Mongo docs state:
The Mongo multikey feature can automatically index arrays of values.
That's nice. But how about sorting based on multikeys? More specifically, how to sort a collection according to array match percentage?
For example, I have a pattern [ 'fruit', 'citrus' ]
and a collection, that looks like this:
{
title: 'Apples',
tags: [ 'fruit' ]
},
{
title: 'Oranges',
tags: [ 'fruit', 'citrus' ]
},
{
title: 'Potato',
tags: [ 'vegetable' ]
}
Now, I want to sort the collection according to match percentage of each entry to the tags pattern. Oranges must come first, apples second and potatoes last.
What's the most efficient and easy way to do it?
As of MongoDB 2.1 a similar computation can be done using the aggregation framework. The syntax is something like
db.fruits.aggregate(
{$match : {tags : {$in : ["fruit", "citrus"]}}},
{$unwind : "$tags"},
{$group : {_id : "$title", numTagMatches : {$sum : 1}}},
{$sort : {numTagMatches : -1}} )
which returns
{
"_id" : "Oranges",
"numTagMatches" : 2
},
{
"_id" : "Apples",
"numTagMatches" : 1
}
This should be much faster than the map-reduce method for two reasons.
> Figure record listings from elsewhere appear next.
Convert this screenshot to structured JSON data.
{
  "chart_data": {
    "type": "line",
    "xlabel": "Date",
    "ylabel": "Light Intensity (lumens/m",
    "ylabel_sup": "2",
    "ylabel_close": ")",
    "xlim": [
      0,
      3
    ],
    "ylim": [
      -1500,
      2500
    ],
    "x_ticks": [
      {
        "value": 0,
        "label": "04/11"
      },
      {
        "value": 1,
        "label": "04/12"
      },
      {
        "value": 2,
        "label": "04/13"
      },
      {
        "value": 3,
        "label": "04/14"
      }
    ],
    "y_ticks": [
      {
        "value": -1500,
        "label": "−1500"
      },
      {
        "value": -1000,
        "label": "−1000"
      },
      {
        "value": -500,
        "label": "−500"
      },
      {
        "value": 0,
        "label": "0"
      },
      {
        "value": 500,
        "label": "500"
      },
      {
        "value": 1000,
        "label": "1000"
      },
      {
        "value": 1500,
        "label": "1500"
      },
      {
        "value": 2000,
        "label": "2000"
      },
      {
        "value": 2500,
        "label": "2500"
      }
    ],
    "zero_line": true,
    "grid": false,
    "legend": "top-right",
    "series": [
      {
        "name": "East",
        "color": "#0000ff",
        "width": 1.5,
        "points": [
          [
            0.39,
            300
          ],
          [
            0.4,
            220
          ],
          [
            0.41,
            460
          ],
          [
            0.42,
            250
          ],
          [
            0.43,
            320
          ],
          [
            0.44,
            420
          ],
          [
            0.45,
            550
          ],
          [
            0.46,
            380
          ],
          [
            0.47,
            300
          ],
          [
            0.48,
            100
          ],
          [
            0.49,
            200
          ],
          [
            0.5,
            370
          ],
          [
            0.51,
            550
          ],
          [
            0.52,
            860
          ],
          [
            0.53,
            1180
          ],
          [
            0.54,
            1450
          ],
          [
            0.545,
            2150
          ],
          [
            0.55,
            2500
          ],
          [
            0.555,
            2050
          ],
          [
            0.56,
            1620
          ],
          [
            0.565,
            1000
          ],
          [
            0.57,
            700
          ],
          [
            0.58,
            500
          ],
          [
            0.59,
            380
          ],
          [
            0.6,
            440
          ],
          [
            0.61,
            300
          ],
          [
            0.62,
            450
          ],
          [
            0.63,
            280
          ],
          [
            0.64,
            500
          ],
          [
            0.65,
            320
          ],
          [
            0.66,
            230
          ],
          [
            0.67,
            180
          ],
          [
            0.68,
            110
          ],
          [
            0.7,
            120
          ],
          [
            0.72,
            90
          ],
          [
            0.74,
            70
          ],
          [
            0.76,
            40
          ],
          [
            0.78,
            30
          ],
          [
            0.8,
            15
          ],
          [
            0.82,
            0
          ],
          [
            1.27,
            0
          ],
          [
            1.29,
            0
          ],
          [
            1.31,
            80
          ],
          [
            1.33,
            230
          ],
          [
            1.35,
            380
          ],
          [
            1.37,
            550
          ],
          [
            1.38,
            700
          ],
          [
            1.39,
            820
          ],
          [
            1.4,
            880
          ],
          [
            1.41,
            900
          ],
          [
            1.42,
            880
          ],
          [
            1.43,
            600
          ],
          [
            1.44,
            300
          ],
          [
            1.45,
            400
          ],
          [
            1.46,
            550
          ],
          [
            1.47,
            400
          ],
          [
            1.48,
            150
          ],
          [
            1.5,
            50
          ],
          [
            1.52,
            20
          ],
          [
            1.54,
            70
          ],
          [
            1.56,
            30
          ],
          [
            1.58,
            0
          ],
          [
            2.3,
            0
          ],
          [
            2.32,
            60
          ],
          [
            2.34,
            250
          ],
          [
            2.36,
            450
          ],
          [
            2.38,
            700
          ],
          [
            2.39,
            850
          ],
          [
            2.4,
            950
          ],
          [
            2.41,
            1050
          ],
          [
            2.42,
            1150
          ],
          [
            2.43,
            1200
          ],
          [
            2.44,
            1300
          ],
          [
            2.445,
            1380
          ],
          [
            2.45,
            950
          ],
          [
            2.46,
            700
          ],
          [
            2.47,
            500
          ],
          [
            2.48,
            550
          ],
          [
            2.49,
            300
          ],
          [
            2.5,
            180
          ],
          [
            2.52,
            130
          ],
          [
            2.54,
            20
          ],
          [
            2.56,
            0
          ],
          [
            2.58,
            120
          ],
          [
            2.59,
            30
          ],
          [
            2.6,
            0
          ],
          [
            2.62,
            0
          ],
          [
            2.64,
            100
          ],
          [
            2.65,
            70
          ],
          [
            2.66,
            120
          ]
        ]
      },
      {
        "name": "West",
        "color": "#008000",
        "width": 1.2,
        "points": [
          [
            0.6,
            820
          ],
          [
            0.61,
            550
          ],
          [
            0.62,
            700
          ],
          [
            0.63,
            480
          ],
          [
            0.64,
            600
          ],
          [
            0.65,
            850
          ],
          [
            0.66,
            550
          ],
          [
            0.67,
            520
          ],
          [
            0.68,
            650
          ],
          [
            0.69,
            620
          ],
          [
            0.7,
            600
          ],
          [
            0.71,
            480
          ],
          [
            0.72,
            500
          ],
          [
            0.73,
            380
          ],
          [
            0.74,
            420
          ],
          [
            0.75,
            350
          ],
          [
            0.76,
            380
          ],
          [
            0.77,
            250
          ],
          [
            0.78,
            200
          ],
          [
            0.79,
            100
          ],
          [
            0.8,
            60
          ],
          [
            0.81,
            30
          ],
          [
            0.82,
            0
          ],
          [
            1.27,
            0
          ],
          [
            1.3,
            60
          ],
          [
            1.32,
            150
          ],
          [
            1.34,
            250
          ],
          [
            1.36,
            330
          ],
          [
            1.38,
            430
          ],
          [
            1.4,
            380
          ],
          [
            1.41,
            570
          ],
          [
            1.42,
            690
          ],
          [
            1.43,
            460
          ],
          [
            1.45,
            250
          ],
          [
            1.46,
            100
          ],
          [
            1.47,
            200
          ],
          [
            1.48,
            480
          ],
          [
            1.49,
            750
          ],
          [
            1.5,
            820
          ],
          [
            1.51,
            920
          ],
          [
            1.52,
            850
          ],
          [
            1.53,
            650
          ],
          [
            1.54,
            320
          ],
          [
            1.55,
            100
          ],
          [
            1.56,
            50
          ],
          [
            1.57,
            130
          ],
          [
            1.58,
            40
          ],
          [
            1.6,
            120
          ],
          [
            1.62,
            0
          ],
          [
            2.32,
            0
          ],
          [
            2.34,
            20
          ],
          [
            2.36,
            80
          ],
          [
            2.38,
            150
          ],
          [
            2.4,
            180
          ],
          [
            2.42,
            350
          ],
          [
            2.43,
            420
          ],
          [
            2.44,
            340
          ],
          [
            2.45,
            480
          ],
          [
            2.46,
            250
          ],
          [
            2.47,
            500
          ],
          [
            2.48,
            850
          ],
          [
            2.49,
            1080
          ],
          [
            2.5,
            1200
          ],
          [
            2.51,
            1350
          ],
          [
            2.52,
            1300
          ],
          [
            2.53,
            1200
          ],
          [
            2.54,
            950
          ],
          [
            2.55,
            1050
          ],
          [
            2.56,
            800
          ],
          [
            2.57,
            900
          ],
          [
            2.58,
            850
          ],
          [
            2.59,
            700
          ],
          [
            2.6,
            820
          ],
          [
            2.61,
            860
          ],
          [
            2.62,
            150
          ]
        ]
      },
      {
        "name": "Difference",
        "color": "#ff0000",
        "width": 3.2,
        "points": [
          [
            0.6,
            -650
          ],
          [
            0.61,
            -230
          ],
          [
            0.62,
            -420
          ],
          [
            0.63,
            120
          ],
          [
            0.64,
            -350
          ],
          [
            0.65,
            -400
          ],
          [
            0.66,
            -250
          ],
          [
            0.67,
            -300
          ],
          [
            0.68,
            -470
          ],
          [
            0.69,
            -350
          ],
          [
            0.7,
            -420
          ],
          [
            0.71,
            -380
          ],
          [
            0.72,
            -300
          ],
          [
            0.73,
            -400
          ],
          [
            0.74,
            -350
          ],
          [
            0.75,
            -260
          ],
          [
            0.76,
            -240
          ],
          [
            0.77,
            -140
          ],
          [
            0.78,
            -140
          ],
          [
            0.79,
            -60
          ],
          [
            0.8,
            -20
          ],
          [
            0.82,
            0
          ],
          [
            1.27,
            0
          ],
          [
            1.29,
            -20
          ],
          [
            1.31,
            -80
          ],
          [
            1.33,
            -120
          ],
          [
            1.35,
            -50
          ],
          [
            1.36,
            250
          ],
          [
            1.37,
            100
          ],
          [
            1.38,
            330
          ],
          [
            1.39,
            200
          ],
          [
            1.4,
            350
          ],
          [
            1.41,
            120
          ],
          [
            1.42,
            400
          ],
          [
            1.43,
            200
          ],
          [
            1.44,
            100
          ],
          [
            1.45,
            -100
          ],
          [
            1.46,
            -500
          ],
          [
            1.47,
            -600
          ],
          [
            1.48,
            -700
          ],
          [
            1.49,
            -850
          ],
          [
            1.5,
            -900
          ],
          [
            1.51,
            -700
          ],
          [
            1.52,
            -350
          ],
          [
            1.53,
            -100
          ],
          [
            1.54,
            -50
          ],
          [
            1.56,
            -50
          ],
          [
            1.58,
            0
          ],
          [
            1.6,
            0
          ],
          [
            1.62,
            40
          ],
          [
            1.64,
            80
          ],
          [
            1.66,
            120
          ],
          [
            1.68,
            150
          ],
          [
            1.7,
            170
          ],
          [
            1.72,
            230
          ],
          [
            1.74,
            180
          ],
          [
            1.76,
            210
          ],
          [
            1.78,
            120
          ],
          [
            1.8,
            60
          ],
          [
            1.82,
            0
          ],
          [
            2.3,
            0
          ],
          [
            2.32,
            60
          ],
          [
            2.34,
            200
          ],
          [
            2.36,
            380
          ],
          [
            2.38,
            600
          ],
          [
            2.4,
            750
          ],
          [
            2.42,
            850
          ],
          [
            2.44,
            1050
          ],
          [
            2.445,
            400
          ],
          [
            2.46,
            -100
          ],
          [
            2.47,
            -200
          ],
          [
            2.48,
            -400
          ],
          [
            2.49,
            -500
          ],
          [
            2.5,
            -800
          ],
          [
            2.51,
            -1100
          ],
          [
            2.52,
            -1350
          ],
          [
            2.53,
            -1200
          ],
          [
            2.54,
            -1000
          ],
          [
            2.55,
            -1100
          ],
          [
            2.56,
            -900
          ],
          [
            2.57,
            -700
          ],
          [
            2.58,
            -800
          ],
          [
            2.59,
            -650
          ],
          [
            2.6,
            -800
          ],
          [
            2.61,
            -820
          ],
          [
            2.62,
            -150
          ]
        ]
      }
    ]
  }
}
First because the implementation is native C++ rather than javascript. Second, because "$match" will filter out the items which don't match at all (if this is not what you want, you can leave out the "$match" part, and change the "$sum" part to be either 1 or 0 depending on if the tag is equal to "fruit" or "citrus" or neither).
The only caveat here is that mongo 2.1 isn't recommended for production yet. If you're running in production you'll need to wait for 2.2. But if you're just experimenting on your own you can play around with 2.1, as the aggregation framework should be more performant.